I’m not counting the Transformer that we bought for Goofball last month on his birthday. The kids don’t receive any presents from us at the party. We don’t feel the need to show off in front of friends and family by presenting the birthday child with a big, expensive gift. I do have a tradition involving personalized birthday shirts. I make something special with their name and age on it. This year, I found clearance shirts, bought some My Little Pony fabric, and used puffy paint from my craft supplies. I will mention the gift that Tornado received from us on her actual birthday, my collection of ponies. She is three years old, the toys are brand new to her. Tornado was ecstatic to receive so many ponies. I recommend taking a look through your old things for toys to share instead of buying new ones – sentimental recycling at its best!
I did not buy or print out any invitations. Instead, we contacted everyone via Facebook or with a phone call. In the past, we rented tables and chairs. This year we borrowed tables from a neighbor and asked some of the guests to bring chairs with them.

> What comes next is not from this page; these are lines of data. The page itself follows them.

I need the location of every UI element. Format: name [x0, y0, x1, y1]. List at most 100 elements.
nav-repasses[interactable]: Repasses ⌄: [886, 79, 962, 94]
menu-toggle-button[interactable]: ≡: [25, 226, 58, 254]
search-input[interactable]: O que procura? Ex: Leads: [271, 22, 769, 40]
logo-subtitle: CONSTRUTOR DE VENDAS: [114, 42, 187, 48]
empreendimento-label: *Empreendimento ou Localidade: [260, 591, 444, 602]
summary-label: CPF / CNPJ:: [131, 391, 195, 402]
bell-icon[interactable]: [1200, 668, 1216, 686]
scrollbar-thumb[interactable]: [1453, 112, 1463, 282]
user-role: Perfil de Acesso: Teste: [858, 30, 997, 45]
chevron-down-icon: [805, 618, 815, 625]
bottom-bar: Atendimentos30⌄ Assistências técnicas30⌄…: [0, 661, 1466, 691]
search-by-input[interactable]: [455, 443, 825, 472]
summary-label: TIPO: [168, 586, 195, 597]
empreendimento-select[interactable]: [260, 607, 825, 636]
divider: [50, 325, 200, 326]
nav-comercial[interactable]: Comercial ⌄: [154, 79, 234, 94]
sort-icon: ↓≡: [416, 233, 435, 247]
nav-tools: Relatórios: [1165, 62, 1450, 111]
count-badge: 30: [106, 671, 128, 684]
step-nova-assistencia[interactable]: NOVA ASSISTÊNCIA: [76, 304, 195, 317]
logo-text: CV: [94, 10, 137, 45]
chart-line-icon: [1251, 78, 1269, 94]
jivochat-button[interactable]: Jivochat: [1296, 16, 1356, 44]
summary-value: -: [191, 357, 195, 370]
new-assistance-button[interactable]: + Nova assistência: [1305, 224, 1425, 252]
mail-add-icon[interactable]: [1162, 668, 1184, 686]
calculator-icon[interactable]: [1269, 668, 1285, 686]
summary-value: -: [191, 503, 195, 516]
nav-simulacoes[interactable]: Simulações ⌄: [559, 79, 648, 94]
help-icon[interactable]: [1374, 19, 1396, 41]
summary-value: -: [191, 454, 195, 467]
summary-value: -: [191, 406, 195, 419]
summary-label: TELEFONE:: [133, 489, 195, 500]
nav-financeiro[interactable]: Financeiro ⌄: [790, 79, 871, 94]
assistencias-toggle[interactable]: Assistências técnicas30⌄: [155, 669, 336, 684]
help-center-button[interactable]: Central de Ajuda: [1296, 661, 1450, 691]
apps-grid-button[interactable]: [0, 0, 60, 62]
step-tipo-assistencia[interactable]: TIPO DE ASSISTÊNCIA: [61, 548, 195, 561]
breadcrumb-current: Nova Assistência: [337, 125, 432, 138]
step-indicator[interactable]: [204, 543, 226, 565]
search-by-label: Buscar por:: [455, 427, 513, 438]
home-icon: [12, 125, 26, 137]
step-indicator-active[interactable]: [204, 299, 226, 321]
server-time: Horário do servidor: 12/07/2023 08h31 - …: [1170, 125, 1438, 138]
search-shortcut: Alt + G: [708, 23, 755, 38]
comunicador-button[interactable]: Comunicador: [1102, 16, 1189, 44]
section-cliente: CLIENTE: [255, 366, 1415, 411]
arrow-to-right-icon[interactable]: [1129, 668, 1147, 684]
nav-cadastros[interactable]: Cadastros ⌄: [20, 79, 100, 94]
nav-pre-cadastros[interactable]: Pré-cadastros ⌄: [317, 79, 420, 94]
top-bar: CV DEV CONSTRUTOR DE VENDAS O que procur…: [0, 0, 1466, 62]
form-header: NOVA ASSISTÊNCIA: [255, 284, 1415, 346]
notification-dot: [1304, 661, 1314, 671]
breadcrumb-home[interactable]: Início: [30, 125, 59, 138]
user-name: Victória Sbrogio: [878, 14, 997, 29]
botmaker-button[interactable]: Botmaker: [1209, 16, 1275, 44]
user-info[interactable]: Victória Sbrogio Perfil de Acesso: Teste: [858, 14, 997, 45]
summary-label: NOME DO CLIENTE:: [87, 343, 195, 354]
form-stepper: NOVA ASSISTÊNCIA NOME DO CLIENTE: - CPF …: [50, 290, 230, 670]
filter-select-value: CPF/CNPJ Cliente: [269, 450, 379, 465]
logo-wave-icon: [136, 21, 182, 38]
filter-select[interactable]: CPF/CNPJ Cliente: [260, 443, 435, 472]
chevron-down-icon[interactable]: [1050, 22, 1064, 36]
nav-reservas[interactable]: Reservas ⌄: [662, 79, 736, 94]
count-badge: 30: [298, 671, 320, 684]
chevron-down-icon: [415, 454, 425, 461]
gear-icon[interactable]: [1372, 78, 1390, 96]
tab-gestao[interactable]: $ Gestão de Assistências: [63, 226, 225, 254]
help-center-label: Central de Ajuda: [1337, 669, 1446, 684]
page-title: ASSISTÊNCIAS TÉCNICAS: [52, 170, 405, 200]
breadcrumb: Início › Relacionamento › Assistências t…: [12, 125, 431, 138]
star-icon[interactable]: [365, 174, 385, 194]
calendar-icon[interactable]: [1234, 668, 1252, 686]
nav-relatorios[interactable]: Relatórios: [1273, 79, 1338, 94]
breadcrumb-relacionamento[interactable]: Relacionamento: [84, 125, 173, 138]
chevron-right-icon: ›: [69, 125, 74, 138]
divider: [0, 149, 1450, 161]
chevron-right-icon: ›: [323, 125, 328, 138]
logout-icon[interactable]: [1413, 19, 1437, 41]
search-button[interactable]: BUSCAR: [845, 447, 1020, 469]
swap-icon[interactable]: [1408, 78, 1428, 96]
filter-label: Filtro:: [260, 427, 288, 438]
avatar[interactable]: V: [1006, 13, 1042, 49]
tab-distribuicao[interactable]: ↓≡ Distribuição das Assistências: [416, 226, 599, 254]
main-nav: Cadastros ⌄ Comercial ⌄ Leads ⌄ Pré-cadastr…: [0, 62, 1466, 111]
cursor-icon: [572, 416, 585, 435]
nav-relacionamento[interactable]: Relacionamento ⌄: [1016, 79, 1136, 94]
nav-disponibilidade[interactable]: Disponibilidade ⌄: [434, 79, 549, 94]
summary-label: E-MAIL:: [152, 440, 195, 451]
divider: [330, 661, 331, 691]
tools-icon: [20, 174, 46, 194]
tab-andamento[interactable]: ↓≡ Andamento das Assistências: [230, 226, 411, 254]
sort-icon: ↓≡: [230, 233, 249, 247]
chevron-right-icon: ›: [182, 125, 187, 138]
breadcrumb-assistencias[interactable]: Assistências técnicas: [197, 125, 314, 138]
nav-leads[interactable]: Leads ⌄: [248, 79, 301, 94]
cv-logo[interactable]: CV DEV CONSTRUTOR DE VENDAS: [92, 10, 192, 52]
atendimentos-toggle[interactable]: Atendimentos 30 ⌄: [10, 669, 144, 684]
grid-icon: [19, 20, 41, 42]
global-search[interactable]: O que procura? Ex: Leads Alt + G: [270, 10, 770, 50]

My top priority was for the kids to have fun with their friends and feel special. By all accounts, the party was a complete success. While I am more than willing to spend money on my children, it must serve a purpose. There is no need to shower them with expensive gifts, hire outside entertainment, or cover the venue with decorations. All of that spending and waste is unnecessary, whether it’s just for the sake of it or to appease the expectations of others. What the children truly need is love, attention, and the opportunity to enjoy themselves.